Gao Yang, Cheng Liang
School of Petroleum Engineering, Yangtze University, Wuhan, China.
PLoS One. 2025 Jun 3;20(6):e0322111. doi: 10.1371/journal.pone.0322111. eCollection 2025.
Optimizing oil and gas production is of paramount importance in the petroleum sector, as it ensures the economic success of oil companies and meets the growing global demand for energy. The optimization of subsurface oil and gas production is critical for decision-makers, as it determines essential strategies like optimal well placement and well control parameters. Traditional reservoir production optimization methods often involve high computational costs and difficulties in achieving effective optimization. Evolutionary algorithms, inspired by biological evolution, have proven to be powerful tools for solving complex optimization challenges due to their independence from gradient information and efficient parallel processing capabilities. This paper proposes a highly efficient evolutionary algorithm for global optimization and oil and gas production optimization by enhancing the optimization performance of fruit fly optimization algorithm (FOA) through multi-swarm mechanism and greedy selection mechanism, which balance the algorithm's search and development capabilities. Specifically, after updating the population of FOA, we first apply multi-swarm mechanism to help the population escape local optima and improve the algorithm's search ability, and then apply greedy selection mechanism to enhance the population's development potential. To verify the optimization performance of MGFOA, we conducted comprehensive experimental validations at IEEE CEC 2017 and IEEE CEC 2022, including ablation studies, scalability experiments, search trace visualizations, and comparisons with other similar algorithms. Finally, MGFOA significantly outperformed other comparable algorithms in oil and gas production optimization.

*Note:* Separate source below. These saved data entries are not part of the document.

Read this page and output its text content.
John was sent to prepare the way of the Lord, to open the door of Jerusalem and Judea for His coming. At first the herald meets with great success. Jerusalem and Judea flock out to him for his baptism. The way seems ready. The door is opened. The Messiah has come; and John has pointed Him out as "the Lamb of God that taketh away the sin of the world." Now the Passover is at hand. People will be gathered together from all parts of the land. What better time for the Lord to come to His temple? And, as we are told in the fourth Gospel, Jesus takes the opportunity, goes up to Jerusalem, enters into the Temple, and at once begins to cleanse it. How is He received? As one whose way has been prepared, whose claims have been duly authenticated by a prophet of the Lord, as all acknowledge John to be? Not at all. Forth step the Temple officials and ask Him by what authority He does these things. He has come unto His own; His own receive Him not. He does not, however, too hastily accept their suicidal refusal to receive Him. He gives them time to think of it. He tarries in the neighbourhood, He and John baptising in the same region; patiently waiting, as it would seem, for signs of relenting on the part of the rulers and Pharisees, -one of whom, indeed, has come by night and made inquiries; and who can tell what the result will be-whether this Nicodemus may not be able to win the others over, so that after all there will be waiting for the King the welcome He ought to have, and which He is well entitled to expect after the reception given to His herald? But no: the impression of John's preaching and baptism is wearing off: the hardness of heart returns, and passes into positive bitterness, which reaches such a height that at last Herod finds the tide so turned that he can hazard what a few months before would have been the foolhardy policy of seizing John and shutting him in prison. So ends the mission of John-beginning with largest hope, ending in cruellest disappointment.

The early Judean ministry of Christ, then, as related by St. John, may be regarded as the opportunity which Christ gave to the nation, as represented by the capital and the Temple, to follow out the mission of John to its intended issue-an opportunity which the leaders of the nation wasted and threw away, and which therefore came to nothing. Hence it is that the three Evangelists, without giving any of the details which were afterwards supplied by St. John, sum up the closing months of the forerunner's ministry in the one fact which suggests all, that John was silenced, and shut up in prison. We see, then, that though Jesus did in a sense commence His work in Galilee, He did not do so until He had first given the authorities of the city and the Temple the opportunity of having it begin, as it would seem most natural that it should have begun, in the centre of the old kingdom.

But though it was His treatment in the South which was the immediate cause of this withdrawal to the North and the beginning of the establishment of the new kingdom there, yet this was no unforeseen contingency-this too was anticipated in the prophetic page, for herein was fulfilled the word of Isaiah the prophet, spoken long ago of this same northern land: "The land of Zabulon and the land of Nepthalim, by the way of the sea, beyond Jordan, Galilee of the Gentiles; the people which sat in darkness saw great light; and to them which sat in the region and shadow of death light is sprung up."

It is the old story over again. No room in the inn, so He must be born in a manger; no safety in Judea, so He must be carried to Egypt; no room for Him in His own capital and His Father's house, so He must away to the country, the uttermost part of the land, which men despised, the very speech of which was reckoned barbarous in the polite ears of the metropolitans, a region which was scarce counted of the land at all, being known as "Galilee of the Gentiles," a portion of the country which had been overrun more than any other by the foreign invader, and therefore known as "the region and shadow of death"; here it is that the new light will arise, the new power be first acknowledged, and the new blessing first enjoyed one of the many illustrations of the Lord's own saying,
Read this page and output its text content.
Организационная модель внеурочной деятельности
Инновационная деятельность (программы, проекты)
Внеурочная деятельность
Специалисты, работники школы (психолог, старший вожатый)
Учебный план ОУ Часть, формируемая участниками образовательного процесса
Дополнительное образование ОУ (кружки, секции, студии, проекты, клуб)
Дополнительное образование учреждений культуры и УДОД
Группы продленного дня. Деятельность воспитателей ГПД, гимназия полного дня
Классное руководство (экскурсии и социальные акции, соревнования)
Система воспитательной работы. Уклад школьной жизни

优化油气生产在石油行业至关重要,因为它确保了石油公司的经济成功,并满足了全球日益增长的能源需求。地下油气生产的优化对决策者至关重要,因为它决定了诸如最佳井位和井控参数等关键策略。传统的油藏生产优化方法通常涉及高昂的计算成本,且难以实现有效的优化。受生物进化启发的进化算法,由于其不依赖梯度信息和高效的并行处理能力,已被证明是解决复杂优化挑战的强大工具。本文通过多群体机制和贪婪选择机制提高果蝇优化算法(FOA)的优化性能,提出了一种用于全局优化和油气生产优化的高效进化算法,该机制平衡了算法的搜索和开发能力。具体而言,在更新FOA的种群后,我们首先应用多群体机制帮助种群逃离局部最优并提高算法的搜索能力,然后应用贪婪选择机制增强种群的发展潜力。为了验证MGFOA的优化性能,我们在IEEE CEC 2017和IEEE CEC 2022上进行了全面的实验验证,包括消融研究、可扩展性实验、搜索轨迹可视化以及与其他类似算法的比较。最后,MGFOA在油气生产优化方面显著优于其他可比算法。